The dual impact of the virus
Expectations have moved in lockstep with climate during this period although the chart plainly shows (saving us another 1,000 words) that such co-variation between these two series has been historically rare.

What this graphic shows, well, graphically, is how these two very different measures are each locked onto the very same thing that has wrenched both of them to and fro. That 'thing,' of course, is the Virus.

The viro-conomy
As I have long maintained, the virus has taken the place of economics since there is no economic trend that matters, that can't be subverted, trumped, wiped out, and even reversed by an outbreak of –or the hibernation of- the Virus. In the U.S., the degree of vaccination is growing and this is enabling more confidence about the future and about current activity and we can see day-by-day conditions in the U.S. getting stronger. There is still risk and the head of the CDC in the U.S. is sometimes more (seemingly) apoplectic than is warranted. All this contrasts with Europe and, of course, Germany in particular where vaccination has lagged. The EU is now suing AstraZeneca for nonperformance on its contract and trying to prevent the export of any vaccine made in facilities in Europe. After failing to persuade AstraZeneca to do such a thing of its own volition, the EU has turned to heavy-handedness.
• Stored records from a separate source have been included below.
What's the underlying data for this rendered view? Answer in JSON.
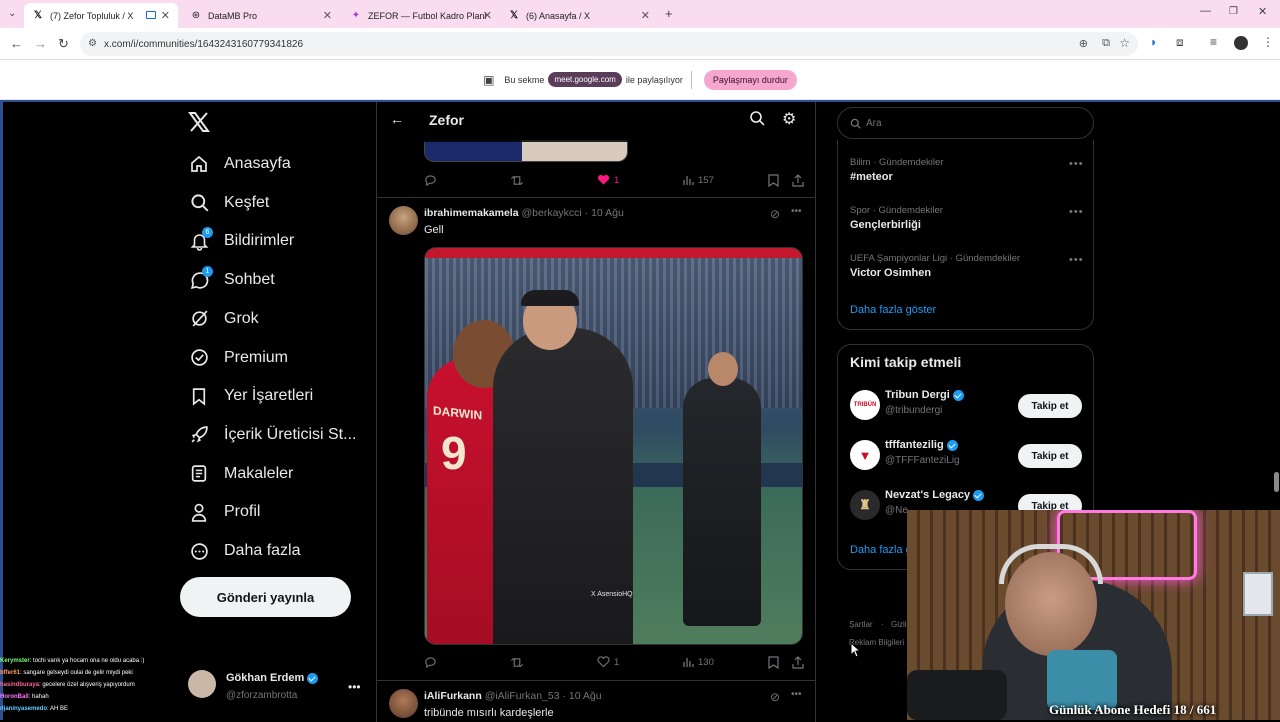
{
  "browser": {
    "tabs": [
      {
        "title": "(7) Zefor Topluluk / X",
        "active": true
      },
      {
        "title": "DataMB Pro",
        "active": false
      },
      {
        "title": "ZEFOR — Futbol Kadro Planlam",
        "active": false
      },
      {
        "title": "(6) Anasayfa / X",
        "active": false
      }
    ],
    "url": "x.com/i/communities/1643243160779341826",
    "share": {
      "prefix": "Bu sekme",
      "domain": "meet.google.com",
      "suffix": "ile paylaşılıyor",
      "stop_label": "Paylaşmayı durdur"
    }
  },
  "sidebar": {
    "items": [
      {
        "label": "Anasayfa",
        "icon": "home-icon"
      },
      {
        "label": "Keşfet",
        "icon": "search-icon"
      },
      {
        "label": "Bildirimler",
        "icon": "bell-icon",
        "badge": "6"
      },
      {
        "label": "Sohbet",
        "icon": "chat-icon",
        "badge": "1"
      },
      {
        "label": "Grok",
        "icon": "grok-icon"
      },
      {
        "label": "Premium",
        "icon": "premium-icon"
      },
      {
        "label": "Yer İşaretleri",
        "icon": "bookmark-icon"
      },
      {
        "label": "İçerik Üreticisi St...",
        "icon": "rocket-icon"
      },
      {
        "label": "Makaleler",
        "icon": "article-icon"
      },
      {
        "label": "Profil",
        "icon": "person-icon"
      },
      {
        "label": "Daha fazla",
        "icon": "more-circle-icon"
      }
    ],
    "post_label": "Gönderi yayınla",
    "account": {
      "name": "Gökhan Erdem",
      "handle": "@zforzambrotta"
    }
  },
  "header": {
    "title": "Zefor"
  },
  "feed": {
    "prev_actions": {
      "likes": "1",
      "views": "157"
    },
    "posts": [
      {
        "name": "ibrahimemakamela",
        "handle": "@berkaykcci",
        "date": "· 10 Ağu",
        "text": "Gell",
        "watermark": "X AsensioHQ",
        "shirt_name": "DARWIN",
        "shirt_number": "9",
        "likes": "1",
        "views": "130"
      },
      {
        "name": "iAliFurkann",
        "handle": "@iAliFurkan_53",
        "date": "· 10 Ağu",
        "text": "tribünde mısırlı kardeşlerle"
      }
    ]
  },
  "right": {
    "search_placeholder": "Ara",
    "trends": [
      {
        "context": "Bilim · Gündemdekiler",
        "name": "#meteor"
      },
      {
        "context": "Spor · Gündemdekiler",
        "name": "Gençlerbirliği"
      },
      {
        "context": "UEFA Şampiyonlar Ligi · Gündemdekiler",
        "name": "Victor Osimhen"
      }
    ],
    "show_more": "Daha fazla göster",
    "who_to_follow": {
      "title": "Kimi takip etmeli",
      "accounts": [
        {
          "name": "Tribun Dergi",
          "handle": "@tribundergi"
        },
        {
          "name": "tfffantezilig",
          "handle": "@TFFFanteziLig"
        },
        {
          "name": "Nevzat's Legacy",
          "handle": "@Ne"
        }
      ],
      "follow_label": "Takip et",
      "show_more": "Daha fazla g"
    },
    "footer": {
      "terms": "Şartlar",
      "privacy": "Gizlil",
      "ads": "Reklam Bilgileri"
    }
  },
  "stream": {
    "chat": [
      {
        "user": "Kerymster",
        "msg": ": tochi varık ya hocam ona ne oldu acaba :)",
        "color": "#7dff7d"
      },
      {
        "user": "bffer61",
        "msg": ": sangare gelseydi oulai de gelir miydi peki",
        "color": "#ff9966"
      },
      {
        "user": "hasindburaya",
        "msg": ": gecelere özel alışveriş yapıyordum",
        "color": "#ff6699"
      },
      {
        "user": "HoronBall",
        "msg": ": hahah",
        "color": "#ff77ff"
      },
      {
        "user": "djaninyasemedo",
        "msg": ": AH BE",
        "color": "#66ccff"
      }
    ],
    "goal_text": "Günlük Abone Hedefi 18 / 661"
  },
  "colors": {
    "accent": "#1d9bf0",
    "like": "#f91880",
    "bg": "#000000",
    "border": "#2f3336"
  }
}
While there is no denying that lingering outbreaks in Europe are real, dangerous and debilitating, the situation in Europe pales next to the drama unfolding in India. In Europe, it was the EU's own error in not procuring enough vaccine at the start that has helped create these delays. Now it wants to punish not 'the messenger,' but the vaccine maker.
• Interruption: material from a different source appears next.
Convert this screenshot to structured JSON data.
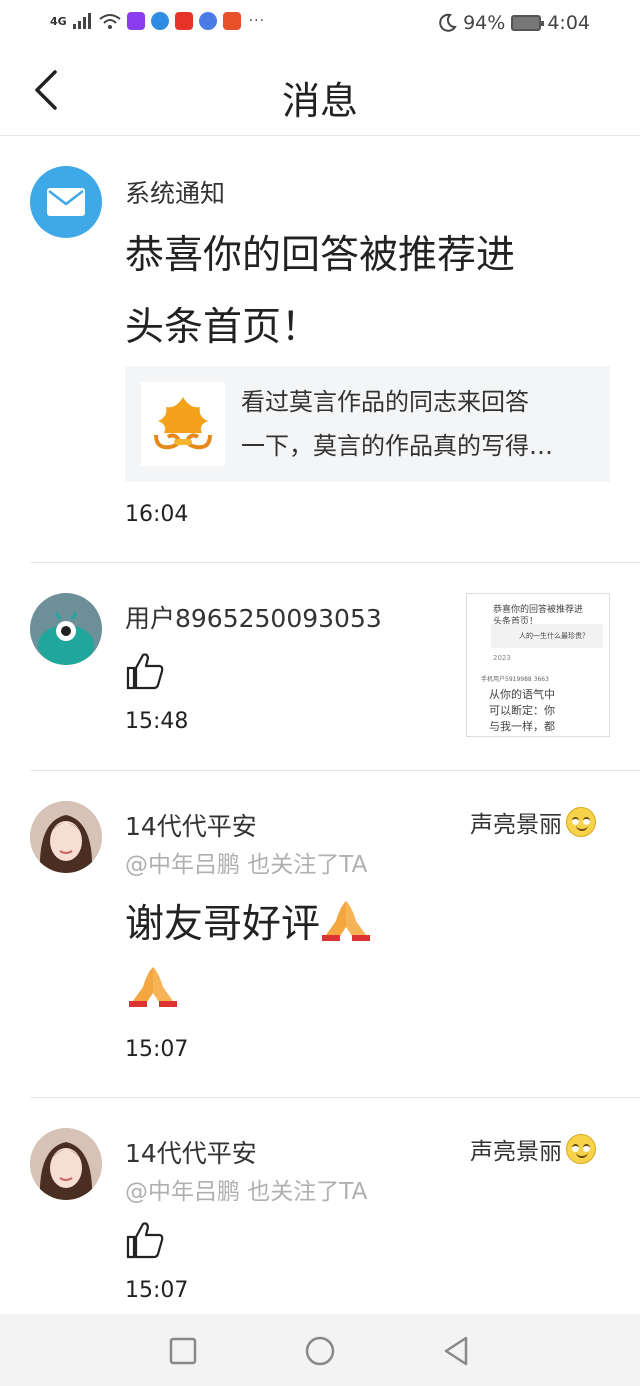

The cost of Brexit...was worth it!
It is on days like this that the U.K. can breathe a breath of fresh air and look at the huge costs of Brexit and say… "It was worth it." The U.K. has made so much better progress on the virus than the EU all on its own. Had the U.K. still been part of the EU, it would have had the vaccine it procured torn from it and shared across Europe. Some things can be done better in a customs union. Other things cannot. And so far, God has not given the EU the wisdom to discern the difference between those two things or to accept fully the consequences of its own missteps. Suing AstraZeneca for its own mistake is a good example of misplaced values.

Where Germany stands
The German GfK measure shows us that the virus is still an active force in Germany. Note that this is a May forecast for confidence a look ahead. As such it is based on up-to-date data perceptions and observations and yet there is another dip in the index.

At -8.8 in May, the index has slipped from -6.1 in April. While the headline reading improved in April (-6.1) from March (-12.7), the economic reading (component readings lag the topical headline by one month) fell to 7.3 in April from 17.7 in March. Income expectations fell also to 9.3 in April from 22.3 in March. The only component to move higher in April was the propensity to buy, climbing to 17.3 in April from 12.3 in March.
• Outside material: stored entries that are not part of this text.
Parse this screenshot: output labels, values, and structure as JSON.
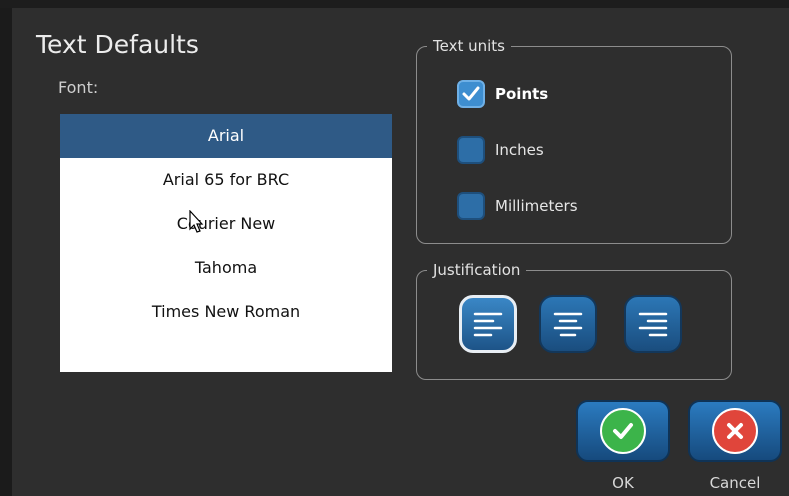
{
  "dialog": {
    "title": "Text Defaults"
  },
  "font": {
    "label": "Font:",
    "items": [
      "Arial",
      "Arial 65 for BRC",
      "Courier New",
      "Tahoma",
      "Times New Roman"
    ],
    "selected": "Arial"
  },
  "text_units": {
    "legend": "Text units",
    "options": [
      {
        "label": "Points",
        "checked": true
      },
      {
        "label": "Inches",
        "checked": false
      },
      {
        "label": "Millimeters",
        "checked": false
      }
    ]
  },
  "justification": {
    "legend": "Justification",
    "options": [
      "left-align-icon",
      "center-align-icon",
      "right-align-icon"
    ],
    "selected": "left"
  },
  "buttons": {
    "ok": "OK",
    "cancel": "Cancel"
  },
  "colors": {
    "accent": "#2f5a86",
    "ok_green": "#3cb44a",
    "cancel_red": "#e0453b",
    "button_blue": "#2b7bc0"
  }
}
The queue percentile standings labeled as 'count %' in the table find the May headline at a 2.2 percentile standing; the April readings are at the 50.6 percentile for economic expectations, the 40.7 percentile for income expectations, and despite the rise in the month, at the 35.9 percentile for the propensity to buy.

Other Europe
The topicality of Italian, French and U.K. confidence has various timing issues but all lag the German experience by one or two months. Right now trends are not so clear so the inherent bias of having a reading from a different month is unclear. But in Italy, confidence sits at its 61.6 percentile as of March. For April, France has a 45.9 percentile standing. For March, the U.K. has a very weak 10.4 percentile standing.

Summing up
With the virus in play, it's the same old song: uncertainty. Nobody knows what tomorrow will bring. There are optimists and pessimists. Be careful to whom you listen. Truth is out there somewhere, but these days it all too often is hiding behind someone's partisanship or political agenda so watch your step, be nimble and use your brain. Vet carefully the things you are told.